Any conclusive info out there?


----------



## Kat Stevens (1 Oct 2011)

Are you sure the tip isn't more orange than yellow?


----------



## AmmoTech90 (1 Oct 2011)

If it really is Yellow then it is an Observing round.  However the circle and cross indicates a NATO design and I am not sure and doubt if there is an approved NATO designed 5.56mm Observing.  If there isn't, then the colour is probably off (either faded or your perception) and it should be red (US red is more orange) and it is tracer.


----------



## Retired AF Guy (2 Oct 2011)

AmmoTech90 said:
			
		

> If it really is Yellow then it is an Observing round.  However the circle and cross indicates a NATO design and I am not sure and doubt if there is an approved NATO designed 5.56mm Observing.  If there isn't, then the colour is probably off (either faded or your perception) and it should be red (US red is more orange) and it is tracer.



Most likely  Lake City Ammunition Plant, Lake City, MO  which is a government owned facility and the largest supplier of small arms ammo to the U.S. military. On the other hand it could have been manufactured by the Måtravidèki Fèmmüvek company in Hungary. Both manufacturers use the "LC" headstamp. However, as AmmoTech states above the circle and cross indicates a NATO round, my bet would be LCAAP. 

If you really want to know; ask these people at the  INTERNATIONAL AMMUNITION ASSOCIATION 

Reference:  Headstamp Ammunition Codes: The Master List


----------



## VIChris (5 Oct 2011)

No two ways about it, it's definitely yellow. Like Caterpillar brand yellow.

Retired AF Guy, thanks for those links. Will follow up on those.

Ammo Tech, are observing and trace rounds the same? 

I guess it's possible that someone painted the ammo themselves for some reason, but the paint pattern is consistent with the way I've seen our own trace rounds painted, but in this case it's a bright yellow. I'll get a photo up, maybe that will help some.


----------



## shiska (5 Oct 2011)

A little digging on the Google brings up this thread from 2005 over at AR15.com http://www.ar15.com/archive/topic.html?b=3&f=16&t=239584

There's talk there of something called a starburst round. Do any of the experts out here know if that's at all similar to the observing rounds mentioned earlier?

Edit: Re-read the thread and realized the OP already found this source.
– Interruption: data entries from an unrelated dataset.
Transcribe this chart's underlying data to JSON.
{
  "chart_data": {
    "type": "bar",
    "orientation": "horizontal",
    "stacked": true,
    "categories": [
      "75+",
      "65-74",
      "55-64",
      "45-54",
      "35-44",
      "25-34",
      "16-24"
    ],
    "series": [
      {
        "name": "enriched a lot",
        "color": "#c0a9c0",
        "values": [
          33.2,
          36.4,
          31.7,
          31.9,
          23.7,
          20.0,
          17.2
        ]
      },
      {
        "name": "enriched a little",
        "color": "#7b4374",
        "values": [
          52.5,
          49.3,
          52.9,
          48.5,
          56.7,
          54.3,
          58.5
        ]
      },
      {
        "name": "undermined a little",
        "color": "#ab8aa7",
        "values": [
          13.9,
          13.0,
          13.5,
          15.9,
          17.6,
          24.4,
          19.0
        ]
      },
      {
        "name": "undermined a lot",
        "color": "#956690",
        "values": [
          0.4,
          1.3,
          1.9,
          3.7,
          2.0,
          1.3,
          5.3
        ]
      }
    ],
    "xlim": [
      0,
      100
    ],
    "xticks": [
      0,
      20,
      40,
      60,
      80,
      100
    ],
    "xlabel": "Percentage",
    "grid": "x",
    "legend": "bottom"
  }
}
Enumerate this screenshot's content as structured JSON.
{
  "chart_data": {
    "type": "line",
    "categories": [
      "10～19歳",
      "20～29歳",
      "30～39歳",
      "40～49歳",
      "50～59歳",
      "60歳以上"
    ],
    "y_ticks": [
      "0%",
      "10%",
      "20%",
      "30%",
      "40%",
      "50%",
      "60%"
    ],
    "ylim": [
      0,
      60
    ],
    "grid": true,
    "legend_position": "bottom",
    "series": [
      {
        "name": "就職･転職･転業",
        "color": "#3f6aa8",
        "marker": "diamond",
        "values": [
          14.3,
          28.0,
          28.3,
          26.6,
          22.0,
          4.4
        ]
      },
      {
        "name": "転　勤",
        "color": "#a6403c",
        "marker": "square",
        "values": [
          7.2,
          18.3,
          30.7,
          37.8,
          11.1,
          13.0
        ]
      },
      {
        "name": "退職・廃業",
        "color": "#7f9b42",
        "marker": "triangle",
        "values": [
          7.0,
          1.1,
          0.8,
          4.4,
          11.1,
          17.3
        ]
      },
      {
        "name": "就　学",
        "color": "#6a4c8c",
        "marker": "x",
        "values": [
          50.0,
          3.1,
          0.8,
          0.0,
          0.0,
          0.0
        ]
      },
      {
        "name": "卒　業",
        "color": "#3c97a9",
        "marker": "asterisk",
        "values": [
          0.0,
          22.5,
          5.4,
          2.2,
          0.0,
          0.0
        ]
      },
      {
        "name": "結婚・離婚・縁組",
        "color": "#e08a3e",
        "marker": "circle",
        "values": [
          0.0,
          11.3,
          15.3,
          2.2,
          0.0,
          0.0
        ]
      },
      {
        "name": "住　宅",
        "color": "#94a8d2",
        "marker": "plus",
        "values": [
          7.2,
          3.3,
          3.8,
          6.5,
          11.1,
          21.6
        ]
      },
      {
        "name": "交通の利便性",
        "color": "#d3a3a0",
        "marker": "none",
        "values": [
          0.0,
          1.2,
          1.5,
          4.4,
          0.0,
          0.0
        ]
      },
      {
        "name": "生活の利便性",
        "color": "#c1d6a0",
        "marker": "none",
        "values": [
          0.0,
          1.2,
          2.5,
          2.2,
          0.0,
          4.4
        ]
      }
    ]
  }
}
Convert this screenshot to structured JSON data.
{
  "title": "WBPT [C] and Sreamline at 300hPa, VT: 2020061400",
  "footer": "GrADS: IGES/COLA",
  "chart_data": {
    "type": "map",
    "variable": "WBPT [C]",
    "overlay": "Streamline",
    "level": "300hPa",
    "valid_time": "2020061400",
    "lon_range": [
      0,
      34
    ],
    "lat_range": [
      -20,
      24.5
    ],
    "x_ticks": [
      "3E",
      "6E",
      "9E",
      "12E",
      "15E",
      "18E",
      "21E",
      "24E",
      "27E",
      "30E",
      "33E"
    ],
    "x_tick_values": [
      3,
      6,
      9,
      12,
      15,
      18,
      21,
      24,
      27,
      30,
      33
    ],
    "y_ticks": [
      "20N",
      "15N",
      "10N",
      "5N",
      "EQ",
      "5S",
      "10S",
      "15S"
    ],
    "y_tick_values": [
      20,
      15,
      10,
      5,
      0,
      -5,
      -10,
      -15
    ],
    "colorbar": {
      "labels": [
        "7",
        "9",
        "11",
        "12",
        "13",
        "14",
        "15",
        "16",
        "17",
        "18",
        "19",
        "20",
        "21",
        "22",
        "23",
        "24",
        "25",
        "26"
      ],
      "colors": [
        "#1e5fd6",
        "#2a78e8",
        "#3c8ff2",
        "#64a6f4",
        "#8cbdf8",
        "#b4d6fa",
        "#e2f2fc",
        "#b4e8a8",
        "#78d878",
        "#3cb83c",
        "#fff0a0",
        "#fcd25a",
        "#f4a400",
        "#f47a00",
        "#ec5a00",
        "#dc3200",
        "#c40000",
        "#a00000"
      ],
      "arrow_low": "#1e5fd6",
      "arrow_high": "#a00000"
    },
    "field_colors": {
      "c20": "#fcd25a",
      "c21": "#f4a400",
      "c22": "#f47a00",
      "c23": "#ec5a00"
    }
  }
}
My apologies


----------



## AmmoTech90 (6 Oct 2011)

Trace shows the wy to the target, observing shows an indication at the target.
Could be a reload with Lake City brass.


----------



## Fishbone Jones (6 Oct 2011)

Yellow tipped small arms ammo in the US used to denote High Pressure Test rounds.

Orange yellow tips were Observation rounds.


----------